In the automotive industry to make the vehicle more reliable, the need for automatic inspection systems on production lines has increased. Hence, one of the important automated inspections is vision-based end of line testing for truck clusters.
What truck clusters have?
- Multiple Telltale LEDs (Indicator tell tales, Warning Tell tales etc)
- Display screens LCD/TFT (These display Odometer reading, Trip reading, Air pressure bars, DEF gauge, various tell tales etc)
- Pointer based gauges (Speedometer gauge, RPM gauge, Engine temperature gauge, Fuel gauge)
What vision system can check?
- LED presence and color
- Correct Telltale shape
- LCD/TFT digit cuts
- Pointer positions and jerky movements.
How does a vision system work?
A vision system uses a camera to see the cluster and software to judge whether the cluster is OK.
- The camera takes an image of the cluster (dial, pointer, LED, LCD etc).
- The image is taken in a dark area where a camera is mounted at a fix position.

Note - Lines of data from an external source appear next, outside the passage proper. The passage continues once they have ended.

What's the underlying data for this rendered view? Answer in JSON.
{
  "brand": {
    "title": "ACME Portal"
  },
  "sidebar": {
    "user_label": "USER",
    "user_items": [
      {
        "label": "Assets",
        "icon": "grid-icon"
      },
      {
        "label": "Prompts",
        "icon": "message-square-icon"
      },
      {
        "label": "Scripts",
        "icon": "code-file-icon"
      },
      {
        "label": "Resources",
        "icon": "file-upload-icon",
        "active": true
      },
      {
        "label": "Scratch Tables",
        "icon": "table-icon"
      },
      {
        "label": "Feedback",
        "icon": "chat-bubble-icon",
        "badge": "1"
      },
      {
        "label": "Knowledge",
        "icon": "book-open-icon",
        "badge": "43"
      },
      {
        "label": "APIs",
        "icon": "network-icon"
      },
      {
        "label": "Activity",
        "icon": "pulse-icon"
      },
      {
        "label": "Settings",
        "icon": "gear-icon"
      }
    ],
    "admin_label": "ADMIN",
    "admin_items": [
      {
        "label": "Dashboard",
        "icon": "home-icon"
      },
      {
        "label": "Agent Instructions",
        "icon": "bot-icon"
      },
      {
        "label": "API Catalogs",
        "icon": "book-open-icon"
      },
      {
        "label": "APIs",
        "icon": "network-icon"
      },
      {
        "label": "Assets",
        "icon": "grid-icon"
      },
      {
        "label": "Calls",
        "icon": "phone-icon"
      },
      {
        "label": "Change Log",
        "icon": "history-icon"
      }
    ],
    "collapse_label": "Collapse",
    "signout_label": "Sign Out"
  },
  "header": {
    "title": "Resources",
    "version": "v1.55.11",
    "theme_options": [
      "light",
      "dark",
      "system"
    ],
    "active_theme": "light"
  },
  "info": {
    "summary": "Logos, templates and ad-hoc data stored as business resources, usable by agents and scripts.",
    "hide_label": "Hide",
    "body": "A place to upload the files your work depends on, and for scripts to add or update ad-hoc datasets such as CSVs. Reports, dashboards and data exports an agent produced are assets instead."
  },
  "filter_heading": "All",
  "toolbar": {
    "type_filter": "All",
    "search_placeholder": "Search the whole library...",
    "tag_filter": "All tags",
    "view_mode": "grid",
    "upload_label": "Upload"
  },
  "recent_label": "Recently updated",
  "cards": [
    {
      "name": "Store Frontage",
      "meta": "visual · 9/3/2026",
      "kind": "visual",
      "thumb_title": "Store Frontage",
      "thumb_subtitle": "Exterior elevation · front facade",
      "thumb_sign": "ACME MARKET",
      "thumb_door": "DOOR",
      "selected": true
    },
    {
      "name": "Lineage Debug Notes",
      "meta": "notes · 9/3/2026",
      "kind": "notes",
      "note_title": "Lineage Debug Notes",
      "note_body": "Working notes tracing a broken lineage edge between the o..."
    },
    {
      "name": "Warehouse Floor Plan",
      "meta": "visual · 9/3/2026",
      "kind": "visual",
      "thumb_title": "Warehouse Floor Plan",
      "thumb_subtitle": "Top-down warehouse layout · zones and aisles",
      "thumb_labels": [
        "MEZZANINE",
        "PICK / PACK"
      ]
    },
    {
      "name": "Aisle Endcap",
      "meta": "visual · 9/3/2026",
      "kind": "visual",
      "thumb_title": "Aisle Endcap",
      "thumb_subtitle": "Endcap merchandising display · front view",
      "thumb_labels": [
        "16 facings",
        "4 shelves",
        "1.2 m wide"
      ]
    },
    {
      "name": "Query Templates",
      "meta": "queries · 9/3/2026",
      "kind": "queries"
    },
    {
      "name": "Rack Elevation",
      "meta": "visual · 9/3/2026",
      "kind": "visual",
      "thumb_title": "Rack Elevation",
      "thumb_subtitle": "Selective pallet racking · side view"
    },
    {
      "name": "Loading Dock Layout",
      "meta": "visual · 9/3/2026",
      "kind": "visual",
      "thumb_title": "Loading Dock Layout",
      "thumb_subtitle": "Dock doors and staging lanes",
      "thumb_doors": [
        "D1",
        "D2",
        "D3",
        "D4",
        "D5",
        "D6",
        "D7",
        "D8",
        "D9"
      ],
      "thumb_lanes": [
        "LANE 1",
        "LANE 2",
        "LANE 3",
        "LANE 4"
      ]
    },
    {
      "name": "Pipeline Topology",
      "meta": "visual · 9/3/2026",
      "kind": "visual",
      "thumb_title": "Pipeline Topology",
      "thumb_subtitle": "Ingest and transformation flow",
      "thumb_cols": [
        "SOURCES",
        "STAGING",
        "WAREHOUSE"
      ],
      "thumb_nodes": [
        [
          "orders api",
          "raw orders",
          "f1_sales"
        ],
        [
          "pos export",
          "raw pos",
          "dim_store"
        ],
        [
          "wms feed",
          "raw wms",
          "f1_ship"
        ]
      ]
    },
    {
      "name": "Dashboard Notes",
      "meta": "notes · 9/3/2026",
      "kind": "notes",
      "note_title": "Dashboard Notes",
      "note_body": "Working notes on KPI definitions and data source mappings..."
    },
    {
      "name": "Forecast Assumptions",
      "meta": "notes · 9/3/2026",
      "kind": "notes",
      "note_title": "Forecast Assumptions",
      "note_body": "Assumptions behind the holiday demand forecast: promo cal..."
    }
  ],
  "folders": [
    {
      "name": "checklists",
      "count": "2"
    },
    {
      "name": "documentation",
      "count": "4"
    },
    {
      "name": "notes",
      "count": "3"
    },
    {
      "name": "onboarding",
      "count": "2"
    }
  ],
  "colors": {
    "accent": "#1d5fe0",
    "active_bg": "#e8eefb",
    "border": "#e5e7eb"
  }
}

- The software compares the captured image with a pre-teached master image and gives a decision OK or reject.
What are the parts of a vision system?
- Industrial camera with lens to capture the image.

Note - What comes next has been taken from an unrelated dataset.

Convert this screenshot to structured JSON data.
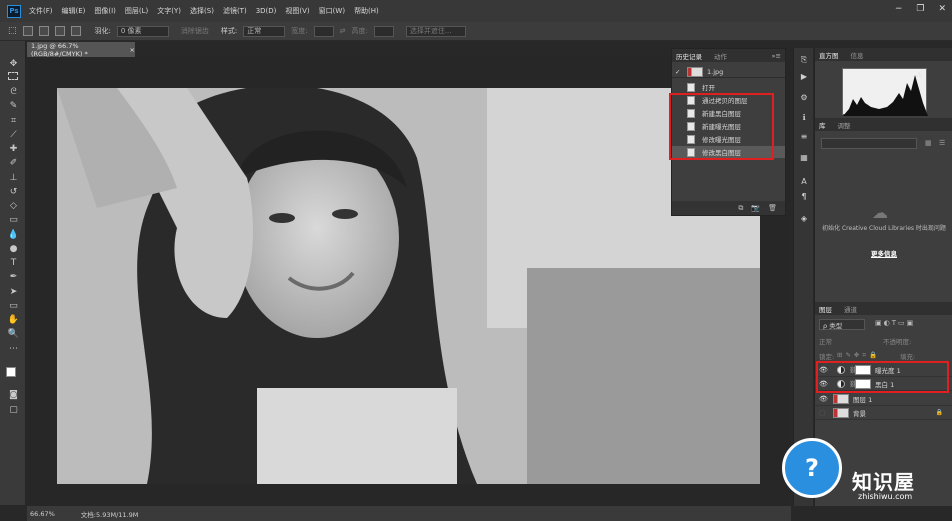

- An enclosed chamber to create a dark area.
- Industrial PC to run the software.
- Mounting fixture for holding the cluster while testing.

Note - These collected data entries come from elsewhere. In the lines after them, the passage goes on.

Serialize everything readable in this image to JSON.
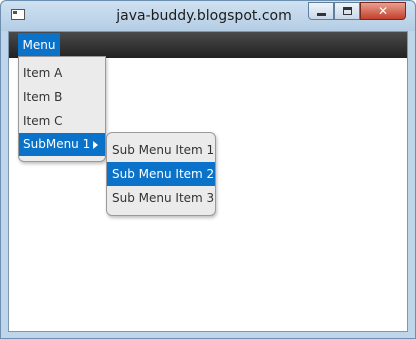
{
  "window": {
    "title": "java-buddy.blogspot.com",
    "controls": {
      "minimize_icon": "minimize-icon",
      "maximize_icon": "maximize-icon",
      "close_icon": "close-icon",
      "close_glyph": "✕"
    },
    "app_icon": "window-icon"
  },
  "menubar": {
    "menu_label": "Menu"
  },
  "menu": {
    "items": [
      {
        "label": "Item A"
      },
      {
        "label": "Item B"
      },
      {
        "label": "Item C"
      },
      {
        "label": "SubMenu 1",
        "selected": true,
        "has_submenu": true
      }
    ]
  },
  "submenu": {
    "items": [
      {
        "label": "Sub Menu Item 1"
      },
      {
        "label": "Sub Menu Item 2",
        "selected": true
      },
      {
        "label": "Sub Menu Item 3"
      }
    ]
  },
  "colors": {
    "selection": "#0a72c9",
    "menubar": "#2e2e2e",
    "menu_bg": "#ebebeb"
  }
}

- PLC interface for providing inputs for cluster functioning.
Why is manual testing by humans not reliable for truck clusters?
- Human eyes cannot maintain the same accuracy over time due to fatigue. There are more chances of error in human testing.
- Even if the operators are fully skilled for testing they can miss minor defects such as LCD digit cut etc.
- An operator cannot check multiple LEDs and check them one by one which increases the testing time.
- There can be difference in judgement of two operators for the same cluster.
Vision system removes human dependency and ensures consistence testing.
What are the benefits of a vision-based system?
- Vision systems never get tired, distracted, or inconsistent.
Example: While checking telltale LEDs, a human operator may sometimes miss a defect, but the vision system will detect the defect repeatedly.
- Vision systems are faster compared to manual inspection.
Example: While checking multiple telltale LEDs a operator will check them one by one but the vision system can check them together.
- No need to rely on highly skilled manpower for visual judgment.
- Using the vision system will reduce the defects passing to the customer, resulting in customer satisfaction.
- Using a vision system will reduce zero KM failures resulting is reduction in cost of quality and improving customer satisfaction.
What are the Limitations of vision-based System?
- Vision setups are very expensive.
- Cannot detect all electrical, mechanical and software defects such as fitment issues, Buzzer failure, Can communication errors etc.
- Needs very accurate teaching of each variant.
- Can give false OK and false rejections if teaching is not accurate.
- Requires a dark area for placing the test part and camera.
- Breakdown times are longer and difficult troubleshooting resulting in higher MTTR.
Challenges in testing pointer based gauges:
- The pointer appears at different positions when viewed from different angles.This causes parallax error.
- Some pointers are reflective due to which their edges become hidden.
- Pointer has a dynamic behavior but the vision system used static images, this mismatch causes challenges in accurately detecting pointer positions.
- The use of static images in vision system causes challenges in detecting jerky and sticky pointer movements.
- When the camera captures the image of a moving pointer , there are chances of getting blur images causing false rejections.
What Softwares and technologies are used in Vision systems?
- NI vision
- Labview vision
- Cognex vision Pro
- Halcon machine vision software
Some technologies used are:
- Optical character recognition
- Color analysis
- Edge detection
- Pixel comparison
FAQs: EOL testing vs HIL testing
What does an EOL vision system check?
EOL mainly focus on:
- Hardware defects
- Display defects
- LED/Telltales issues
- Pointer alignment
EOL ensures cluster is defect free in hardware aspects before shipment.
What does a HIL(Hardware in loop) system check?
HIL focus on:
- Software logic
- Communication protocols (CAN)
- Internal algorithms
- Calibration checks.
HIL is used during development, validation and software release cycles.
Why is vision-based testing more suitable for high-volume production lines?
It enables inspection of several parameters simultaneously, such as LEDs, LCD segments, and pointer positions, among others, at very high speed. This makes them very ideal for mass production environments where consistency, speed, and accuracy are critical. Unlike manual operators, vision systems do not slow down over time, ensuring stable cycle times and higher throughput.
Can a vision-based system detect intermittent or temperature-dependent defects?
Although vision systems are great for detecting visual and appearance defects, some intermittent or temperature-dependent problems—like intermittent backlight flicker, thermal LCD defects, or pointer stiction at variable temperatures—may not get detected. In those cases, special endurance rigs or environmental chambers and HIL testers are needed along with the vision-based inspection.